CMU researchers develop web tool to analyze big data

Credit: Saman Amirpour Amraii Credit: Saman Amirpour Amraii

Two researchers in Carnegie Mellon’s Robotics Institute have developed Explorable Visual Analytics (EVA) to change the way people visualize and find patterns in large data sets, as well as share their findings.

Saman Amirpour Amraii, a senior system/software engineer in Carnegie Mellon’s Robotics Institute, and Amir Yahyavi, a post-doctoral researcher in Carnegie Mellon’s Robotics Institute, both of the CREATE Lab in Carnegie Mellon’s Robotics Institute, created EVA, an online platform for “visualizing and analyzing large and high-dimensional data that allows users to intuitively navigate terabytes of data consisting of hundreds of dimensions,” Amraii said. “Users can build simple geographical representations or complex, abstract, 5-dimensional projections of the data. They can also bookmark their favorite views and share the entire exploration and discovery process via a simple link.”

Nowadays, our world is facing a big data challenge. We collect data from a multitude of sources — from cell phone screens to aerospace monitors, from demography to the retail industry. In a world crowded with information, people are forced to find a way to organize and analyze this data in a relatively short time period.

Currently, the most used software for data organization and analysis is Excel, which was designed in a time when datasets were small and easily stored on personal computers. Nowadays, even modern personal computers cannot store large datasets such as those from the U.S. Census Bureau’s Longitudinal Employer-Household Dynamics (LEHD) program, which takes up millions of rows and approximately hundreds of gigabytes.

In order to process data of this sort in a traditional manner, users would need a cluster or super computer. Moreover, they would need the programming skills to successfully handle these datasets and a large amount of time to process everything, which is unrealistic and inefficient. The development of EVA, however, attempts to bridge these gaps by providing users with an online platform that allows for a new method of data visualization and analysis that can handle large datasets without these traditional setbacks.

Amraii describes EVA as a powerful tool that makes the analysis of huge datasets as easy as the analysis of small sets using Excel. The main benefit of EVA lies in the fact that it’s a web-based tool, meaning that the bulk of the data can be stored in an external network, with users only downloading the portion of the data that is being analyzed.

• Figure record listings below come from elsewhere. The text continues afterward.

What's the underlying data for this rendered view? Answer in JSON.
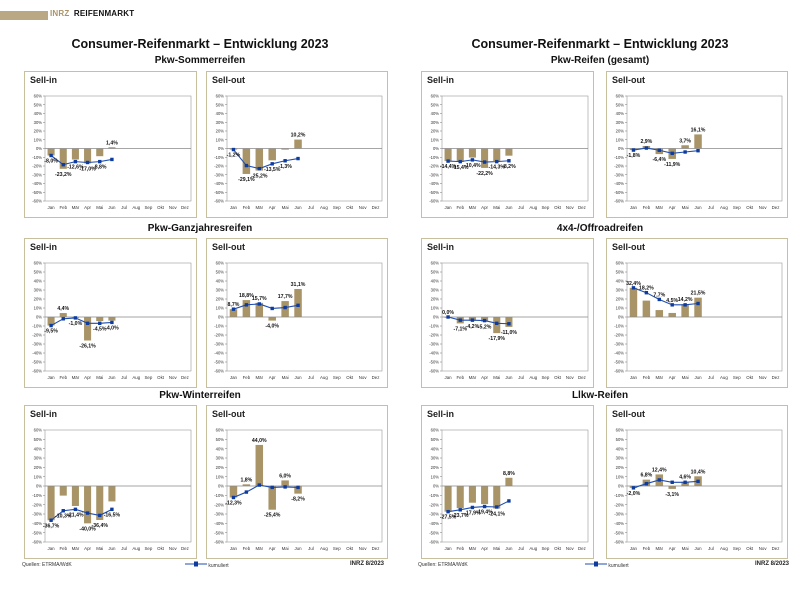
{
  "brand": {
    "logo": "INRZ",
    "name": "REIFENMARKT"
  },
  "colors": {
    "bar": "#a89467",
    "line": "#1f4eb0",
    "marker": "#0d3b9e",
    "zero": "#888888",
    "frame": "#c8bf9c"
  },
  "months": [
    "Jan",
    "Feb",
    "Mär",
    "Apr",
    "Mai",
    "Jun",
    "Jul",
    "Aug",
    "Sep",
    "Okt",
    "Nov",
    "Dez"
  ],
  "yticks": [
    "60%",
    "50%",
    "40%",
    "30%",
    "20%",
    "10%",
    "0%",
    "-10%",
    "-20%",
    "-30%",
    "-40%",
    "-50%",
    "-60%"
  ],
  "pages": [
    {
      "title": "Consumer-Reifenmarkt – Entwicklung 2023",
      "footer": {
        "source": "Quellen: ETRMA/WdK",
        "legend": "kumuliert",
        "logo": "INRZ 8/2023"
      },
      "sections": [
        {
          "name": "Pkw-Sommerreifen"
        },
        {
          "name": "Pkw-Ganzjahresreifen"
        },
        {
          "name": "Pkw-Winterreifen"
        }
      ]
    },
    {
      "title": "Consumer-Reifenmarkt – Entwicklung 2023",
      "footer": {
        "source": "Quellen: ETRMA/WdK",
        "legend": "kumuliert",
        "logo": "INRZ 8/2023"
      },
      "sections": [
        {
          "name": "Pkw-Reifen (gesamt)"
        },
        {
          "name": "4x4-/Offroadreifen"
        },
        {
          "name": "Llkw-Reifen"
        }
      ]
    }
  ],
  "chart_data": [
    {
      "id": "sommer-sellin",
      "type": "bar",
      "section": "Pkw-Sommerreifen",
      "title": "Sell-in",
      "categories": [
        "Jan",
        "Feb",
        "Mär",
        "Apr",
        "Mai",
        "Jun",
        "Jul",
        "Aug",
        "Sep",
        "Okt",
        "Nov",
        "Dez"
      ],
      "ylim": [
        -60,
        60
      ],
      "series": [
        {
          "name": "monatlich",
          "values": [
            -8.0,
            -23.2,
            -12.6,
            -17.0,
            -8.8,
            1.4
          ],
          "labels": [
            "-8,0%",
            "-23,2%",
            "-12,6%",
            "-17,0%",
            "-8,8%",
            "1,4%"
          ]
        },
        {
          "name": "kumuliert",
          "values": [
            -8.0,
            -18.5,
            -15.0,
            -16.0,
            -15.0,
            -12.5
          ]
        }
      ]
    },
    {
      "id": "sommer-sellout",
      "type": "bar",
      "section": "Pkw-Sommerreifen",
      "title": "Sell-out",
      "categories": [
        "Jan",
        "Feb",
        "Mär",
        "Apr",
        "Mai",
        "Jun",
        "Jul",
        "Aug",
        "Sep",
        "Okt",
        "Nov",
        "Dez"
      ],
      "ylim": [
        -60,
        60
      ],
      "series": [
        {
          "name": "monatlich",
          "values": [
            -1.2,
            -29.1,
            -25.2,
            -13.5,
            -1.3,
            10.2
          ],
          "labels": [
            "-1,2%",
            "-29,1%",
            "-25,2%",
            "-13,5%",
            "-1,3%",
            "10,2%"
          ]
        },
        {
          "name": "kumuliert",
          "values": [
            -1.2,
            -19.5,
            -23.0,
            -17.5,
            -14.0,
            -11.5
          ]
        }
      ]
    },
    {
      "id": "ganzjahr-sellin",
      "type": "bar",
      "section": "Pkw-Ganzjahresreifen",
      "title": "Sell-in",
      "categories": [
        "Jan",
        "Feb",
        "Mär",
        "Apr",
        "Mai",
        "Jun",
        "Jul",
        "Aug",
        "Sep",
        "Okt",
        "Nov",
        "Dez"
      ],
      "ylim": [
        -60,
        60
      ],
      "series": [
        {
          "name": "monatlich",
          "values": [
            -9.5,
            4.4,
            -1.0,
            -26.1,
            -4.5,
            -4.0
          ],
          "labels": [
            "-9,5%",
            "4,4%",
            "-1,0%",
            "-26,1%",
            "-4,5%",
            "-4,0%"
          ]
        },
        {
          "name": "kumuliert",
          "values": [
            -9.5,
            -2.0,
            -1.0,
            -7.0,
            -7.0,
            -6.0
          ]
        }
      ]
    },
    {
      "id": "ganzjahr-sellout",
      "type": "bar",
      "section": "Pkw-Ganzjahresreifen",
      "title": "Sell-out",
      "categories": [
        "Jan",
        "Feb",
        "Mär",
        "Apr",
        "Mai",
        "Jun",
        "Jul",
        "Aug",
        "Sep",
        "Okt",
        "Nov",
        "Dez"
      ],
      "ylim": [
        -60,
        60
      ],
      "series": [
        {
          "name": "monatlich",
          "values": [
            8.7,
            18.8,
            15.7,
            -4.0,
            17.7,
            31.1
          ],
          "labels": [
            "8,7%",
            "18,8%",
            "15,7%",
            "-4,0%",
            "17,7%",
            "31,1%"
          ]
        },
        {
          "name": "kumuliert",
          "values": [
            8.7,
            13.5,
            14.5,
            9.5,
            10.5,
            13.0
          ]
        }
      ]
    },
    {
      "id": "winter-sellin",
      "type": "bar",
      "section": "Pkw-Winterreifen",
      "title": "Sell-in",
      "categories": [
        "Jan",
        "Feb",
        "Mär",
        "Apr",
        "Mai",
        "Jun",
        "Jul",
        "Aug",
        "Sep",
        "Okt",
        "Nov",
        "Dez"
      ],
      "ylim": [
        -60,
        60
      ],
      "series": [
        {
          "name": "monatlich",
          "values": [
            -36.7,
            -10.3,
            -21.4,
            -40.0,
            -36.4,
            -16.5
          ],
          "labels": [
            "-36,7%",
            "-10,3%",
            "-21,4%",
            "-40,0%",
            "-36,4%",
            "-16,5%"
          ]
        },
        {
          "name": "kumuliert",
          "values": [
            -36.7,
            -26.5,
            -25.0,
            -29.0,
            -31.5,
            -25.0
          ]
        }
      ]
    },
    {
      "id": "winter-sellout",
      "type": "bar",
      "section": "Pkw-Winterreifen",
      "title": "Sell-out",
      "categories": [
        "Jan",
        "Feb",
        "Mär",
        "Apr",
        "Mai",
        "Jun",
        "Jul",
        "Aug",
        "Sep",
        "Okt",
        "Nov",
        "Dez"
      ],
      "ylim": [
        -60,
        60
      ],
      "series": [
        {
          "name": "monatlich",
          "values": [
            -12.3,
            1.8,
            44.0,
            -25.4,
            6.0,
            -8.2
          ],
          "labels": [
            "-12,3%",
            "1,8%",
            "44,0%",
            "-25,4%",
            "6,0%",
            "-8,2%"
          ]
        },
        {
          "name": "kumuliert",
          "values": [
            -12.3,
            -6.5,
            1.0,
            -1.5,
            -1.0,
            -1.5
          ]
        }
      ]
    },
    {
      "id": "gesamt-sellin",
      "type": "bar",
      "section": "Pkw-Reifen (gesamt)",
      "title": "Sell-in",
      "categories": [
        "Jan",
        "Feb",
        "Mär",
        "Apr",
        "Mai",
        "Jun",
        "Jul",
        "Aug",
        "Sep",
        "Okt",
        "Nov",
        "Dez"
      ],
      "ylim": [
        -60,
        60
      ],
      "series": [
        {
          "name": "monatlich",
          "values": [
            -14.4,
            -15.4,
            -10.4,
            -22.2,
            -14.3,
            -8.2
          ],
          "labels": [
            "-14,4%",
            "-15,4%",
            "-10,4%",
            "-22,2%",
            "-14,3%",
            "-8,2%"
          ]
        },
        {
          "name": "kumuliert",
          "values": [
            -14.4,
            -15.0,
            -13.0,
            -15.5,
            -15.0,
            -14.0
          ]
        }
      ]
    },
    {
      "id": "gesamt-sellout",
      "type": "bar",
      "section": "Pkw-Reifen (gesamt)",
      "title": "Sell-out",
      "categories": [
        "Jan",
        "Feb",
        "Mär",
        "Apr",
        "Mai",
        "Jun",
        "Jul",
        "Aug",
        "Sep",
        "Okt",
        "Nov",
        "Dez"
      ],
      "ylim": [
        -60,
        60
      ],
      "series": [
        {
          "name": "monatlich",
          "values": [
            -1.8,
            2.9,
            -6.4,
            -11.9,
            3.7,
            16.1
          ],
          "labels": [
            "-1,8%",
            "2,9%",
            "-6,4%",
            "-11,9%",
            "3,7%",
            "16,1%"
          ]
        },
        {
          "name": "kumuliert",
          "values": [
            -1.8,
            0.5,
            -2.0,
            -5.5,
            -4.0,
            -2.5
          ]
        }
      ]
    },
    {
      "id": "offroad-sellin",
      "type": "bar",
      "section": "4x4-/Offroadreifen",
      "title": "Sell-in",
      "categories": [
        "Jan",
        "Feb",
        "Mär",
        "Apr",
        "Mai",
        "Jun",
        "Jul",
        "Aug",
        "Sep",
        "Okt",
        "Nov",
        "Dez"
      ],
      "ylim": [
        -60,
        60
      ],
      "series": [
        {
          "name": "monatlich",
          "values": [
            0.0,
            -7.1,
            -4.2,
            -5.2,
            -17.9,
            -11.0
          ],
          "labels": [
            "0,0%",
            "-7,1%",
            "-4,2%",
            "-5,2%",
            "-17,9%",
            "-11,0%"
          ]
        },
        {
          "name": "kumuliert",
          "values": [
            0.0,
            -3.5,
            -3.5,
            -4.0,
            -7.0,
            -7.5
          ]
        }
      ]
    },
    {
      "id": "offroad-sellout",
      "type": "bar",
      "section": "4x4-/Offroadreifen",
      "title": "Sell-out",
      "categories": [
        "Jan",
        "Feb",
        "Mär",
        "Apr",
        "Mai",
        "Jun",
        "Jul",
        "Aug",
        "Sep",
        "Okt",
        "Nov",
        "Dez"
      ],
      "ylim": [
        -60,
        60
      ],
      "series": [
        {
          "name": "monatlich",
          "values": [
            32.4,
            18.2,
            7.7,
            4.5,
            14.2,
            21.5
          ],
          "labels": [
            "32,4%",
            "18,2%",
            "7,7%",
            "4,5%",
            "14,2%",
            "21,5%"
          ]
        },
        {
          "name": "kumuliert",
          "values": [
            32.4,
            27.0,
            19.5,
            13.5,
            13.5,
            15.0
          ]
        }
      ]
    },
    {
      "id": "llkw-sellin",
      "type": "bar",
      "section": "Llkw-Reifen",
      "title": "Sell-in",
      "categories": [
        "Jan",
        "Feb",
        "Mär",
        "Apr",
        "Mai",
        "Jun",
        "Jul",
        "Aug",
        "Sep",
        "Okt",
        "Nov",
        "Dez"
      ],
      "ylim": [
        -60,
        60
      ],
      "series": [
        {
          "name": "monatlich",
          "values": [
            -27.5,
            -23.7,
            -17.9,
            -19.4,
            -24.1,
            8.8
          ],
          "labels": [
            "-27,5%",
            "-23,7%",
            "-17,9%",
            "-19,4%",
            "-24,1%",
            "8,8%"
          ]
        },
        {
          "name": "kumuliert",
          "values": [
            -27.5,
            -25.5,
            -23.0,
            -22.0,
            -22.5,
            -16.0
          ]
        }
      ]
    },
    {
      "id": "llkw-sellout",
      "type": "bar",
      "section": "Llkw-Reifen",
      "title": "Sell-out",
      "categories": [
        "Jan",
        "Feb",
        "Mär",
        "Apr",
        "Mai",
        "Jun",
        "Jul",
        "Aug",
        "Sep",
        "Okt",
        "Nov",
        "Dez"
      ],
      "ylim": [
        -60,
        60
      ],
      "series": [
        {
          "name": "monatlich",
          "values": [
            -2.0,
            6.8,
            12.4,
            -3.1,
            4.6,
            10.4
          ],
          "labels": [
            "-2,0%",
            "6,8%",
            "12,4%",
            "-3,1%",
            "4,6%",
            "10,4%"
          ]
        },
        {
          "name": "kumuliert",
          "values": [
            -2.0,
            2.5,
            6.5,
            4.0,
            4.0,
            5.0
          ]
        }
      ]
    }
  ]
}
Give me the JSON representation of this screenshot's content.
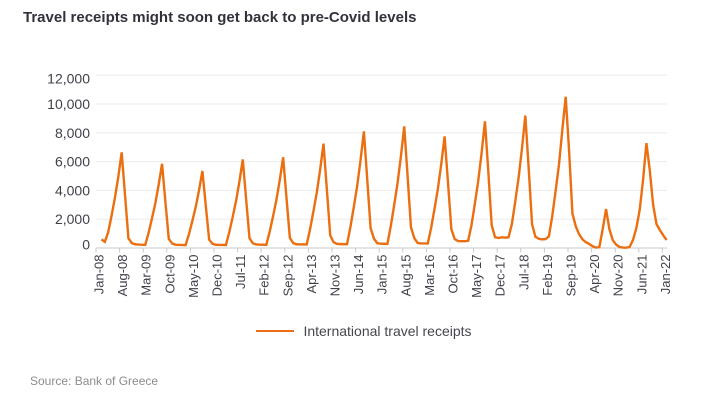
{
  "title": "Travel receipts might soon get back to pre-Covid levels",
  "legend": {
    "label": "International travel receipts"
  },
  "source": "Source: Bank of Greece",
  "colors": {
    "line": "#eb6f10",
    "grid": "#ebebeb",
    "axis": "#c9c9c9",
    "tick": "#c9c9c9",
    "axis_text": "#41414b",
    "title": "#32323c",
    "legend_text": "#46464e",
    "source_text": "#8c8c8c"
  },
  "chart_data": {
    "type": "line",
    "title": "Travel receipts might soon get back to pre-Covid levels",
    "x_start": "Jan-08",
    "x_end": "Jan-22",
    "x_tick_every_months": 7,
    "x_tick_labels": [
      "Jan-08",
      "Aug-08",
      "Mar-09",
      "Oct-09",
      "May-10",
      "Dec-10",
      "Jul-11",
      "Feb-12",
      "Sep-12",
      "Apr-13",
      "Nov-13",
      "Jun-14",
      "Jan-15",
      "Aug-15",
      "Mar-16",
      "Oct-16",
      "May-17",
      "Dec-17",
      "Jul-18",
      "Feb-19",
      "Sep-19",
      "Apr-20",
      "Nov-20",
      "Jun-21",
      "Jan-22"
    ],
    "y_ticks": [
      0,
      2000,
      4000,
      6000,
      8000,
      10000,
      12000
    ],
    "y_tick_labels": [
      "0",
      "2,000",
      "4,000",
      "6,000",
      "8,000",
      "10,000",
      "12,000"
    ],
    "ylim": [
      0,
      12000
    ],
    "grid": "horizontal",
    "legend_position": "bottom",
    "series": [
      {
        "name": "International travel receipts",
        "values": [
          600,
          430,
          1100,
          2250,
          3500,
          4950,
          6640,
          3650,
          680,
          340,
          260,
          240,
          230,
          215,
          1050,
          2050,
          3100,
          4400,
          5850,
          3200,
          640,
          310,
          230,
          215,
          210,
          200,
          960,
          1870,
          2840,
          4010,
          5350,
          2940,
          590,
          290,
          225,
          215,
          215,
          210,
          1110,
          2150,
          3260,
          4610,
          6150,
          3380,
          680,
          330,
          245,
          230,
          230,
          220,
          1130,
          2200,
          3340,
          4730,
          6300,
          3470,
          700,
          340,
          260,
          250,
          255,
          245,
          1300,
          2540,
          3840,
          5440,
          7250,
          4060,
          870,
          400,
          290,
          270,
          275,
          265,
          1460,
          2830,
          4290,
          6070,
          8100,
          4780,
          1380,
          650,
          330,
          300,
          295,
          285,
          1520,
          2960,
          4480,
          6340,
          8450,
          4990,
          1440,
          680,
          350,
          320,
          320,
          310,
          1400,
          2710,
          4110,
          5810,
          7750,
          4580,
          1320,
          620,
          480,
          470,
          470,
          500,
          1590,
          3080,
          4660,
          6600,
          8800,
          5280,
          1580,
          750,
          700,
          740,
          720,
          740,
          1660,
          3220,
          4880,
          6900,
          9200,
          5520,
          1660,
          780,
          640,
          600,
          620,
          800,
          2200,
          3960,
          5770,
          8200,
          10500,
          6800,
          2400,
          1500,
          950,
          600,
          400,
          280,
          120,
          30,
          60,
          1300,
          2700,
          1300,
          540,
          235,
          70,
          30,
          20,
          70,
          550,
          1370,
          2640,
          4720,
          7280,
          5400,
          2990,
          1650,
          1250,
          880,
          555
        ]
      }
    ]
  }
}
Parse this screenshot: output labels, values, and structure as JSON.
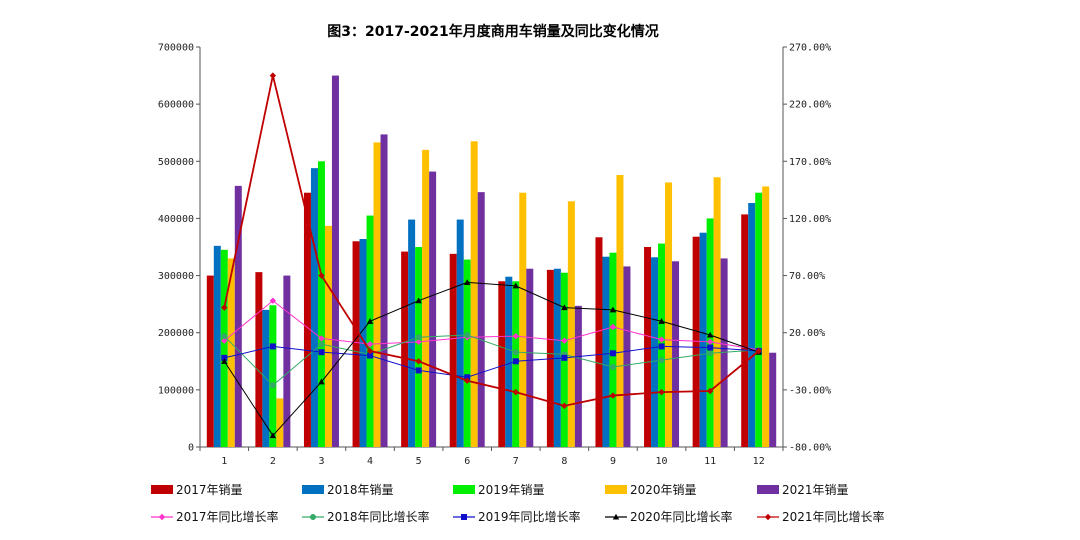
{
  "chart_data": {
    "type": "bar+line",
    "title": "图3：2017-2021年月度商用车销量及同比变化情况",
    "categories": [
      "1",
      "2",
      "3",
      "4",
      "5",
      "6",
      "7",
      "8",
      "9",
      "10",
      "11",
      "12"
    ],
    "y_left": {
      "min": 0,
      "max": 700000,
      "ticks": [
        "0",
        "100000",
        "200000",
        "300000",
        "400000",
        "500000",
        "600000",
        "700000"
      ]
    },
    "y_right": {
      "min": -80,
      "max": 270,
      "ticks": [
        "-80.00%",
        "-30.00%",
        "20.00%",
        "70.00%",
        "120.00%",
        "170.00%",
        "220.00%",
        "270.00%"
      ]
    },
    "bar_series": [
      {
        "name": "2017年销量",
        "color": "#c00000",
        "values": [
          300000,
          306000,
          445000,
          360000,
          342000,
          338000,
          290000,
          310000,
          367000,
          350000,
          368000,
          407000
        ]
      },
      {
        "name": "2018年销量",
        "color": "#0070c0",
        "values": [
          352000,
          240000,
          488000,
          364000,
          398000,
          398000,
          298000,
          312000,
          333000,
          332000,
          375000,
          427000
        ]
      },
      {
        "name": "2019年销量",
        "color": "#00ee00",
        "values": [
          345000,
          248000,
          500000,
          405000,
          350000,
          328000,
          290000,
          305000,
          340000,
          356000,
          400000,
          445000
        ]
      },
      {
        "name": "2020年销量",
        "color": "#ffc000",
        "values": [
          330000,
          85000,
          387000,
          533000,
          520000,
          535000,
          445000,
          430000,
          476000,
          463000,
          472000,
          456000
        ]
      },
      {
        "name": "2021年销量",
        "color": "#7030a0",
        "values": [
          457000,
          300000,
          650000,
          547000,
          482000,
          446000,
          312000,
          247000,
          316000,
          325000,
          330000,
          165000
        ]
      }
    ],
    "line_series": [
      {
        "name": "2017年同比增长率",
        "color": "#ff33cc",
        "marker": "diamond",
        "values": [
          13,
          48,
          15,
          10,
          12,
          16,
          17,
          13,
          25,
          14,
          12,
          5
        ]
      },
      {
        "name": "2018年同比增长率",
        "color": "#33aa66",
        "marker": "circle",
        "values": [
          17,
          -26,
          10,
          1,
          16,
          18,
          3,
          1,
          -10,
          -4,
          2,
          5
        ]
      },
      {
        "name": "2019年同比增长率",
        "color": "#1010cc",
        "marker": "square",
        "values": [
          -2,
          8,
          3,
          0,
          -13,
          -19,
          -5,
          -2,
          2,
          8,
          7,
          4
        ]
      },
      {
        "name": "2020年同比增长率",
        "color": "#000000",
        "marker": "triangle",
        "values": [
          -5,
          -70,
          -23,
          30,
          48,
          64,
          61,
          42,
          40,
          30,
          18,
          3
        ]
      },
      {
        "name": "2021年同比增长率",
        "color": "#c00000",
        "marker": "diamond",
        "values": [
          42,
          245,
          70,
          4,
          -5,
          -22,
          -32,
          -44,
          -35,
          -32,
          -31,
          4
        ]
      }
    ]
  }
}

In this way, EVA “give[s] users the illusion they are working with all of a massive dataset while actually sending only a small proportion of the data to the client,” Yahyavi said in a university press release. If data is displayed on a map, for instance, users can zoom in on an area of interest and EVA will only process the data relevant to that particular portion of the map, effectively reducing the large dataset into a smaller, more manipulable set of data. This freedom allows users to “play” with data by quickly adjusting parameters and graphic displays. The researchers noted that speed was the main focus for EVA.

“The system has to be fast,” Amraii said in a university press release. “If it takes a half hour to get an answer to your query, you may forget why you asked in the first place.”

Another benefit of EVA is that it provides more possibilities for data exploration. Users can easily find underlying correlations by incorporating additional parameters such as yearly income or ethnic group. By setting time constraints from several years ago to current time, users can visualize growing or declining trends.

EVA also promotes collaboration by enabling self-explanatory storytelling. Users are able to record their findings by taking a screenshot of the high resolution visual map of the data they produced. Additionally, the bookmark feature allows a user to share a set of their findings with another collaborator via a URL. The collaborator can then trace all the steps the user took before they came to the final result to see what paths the initial user took.

EVA was developed by Amraii and Yahyavi, along with staff members in the CREATE Lab, and took nearly three years to develop. The online platform has a promising future in many fields such as in business, where EVA can help analyze massive amounts of sales information. EVA will allow users to upload numeric big data sets, analyze them, and tell their unique story to the world. EVA will expand our collective ability to utilize big data by making it easy for everyone, with or without computer science and statistics knowledge, to effectively analyze big data.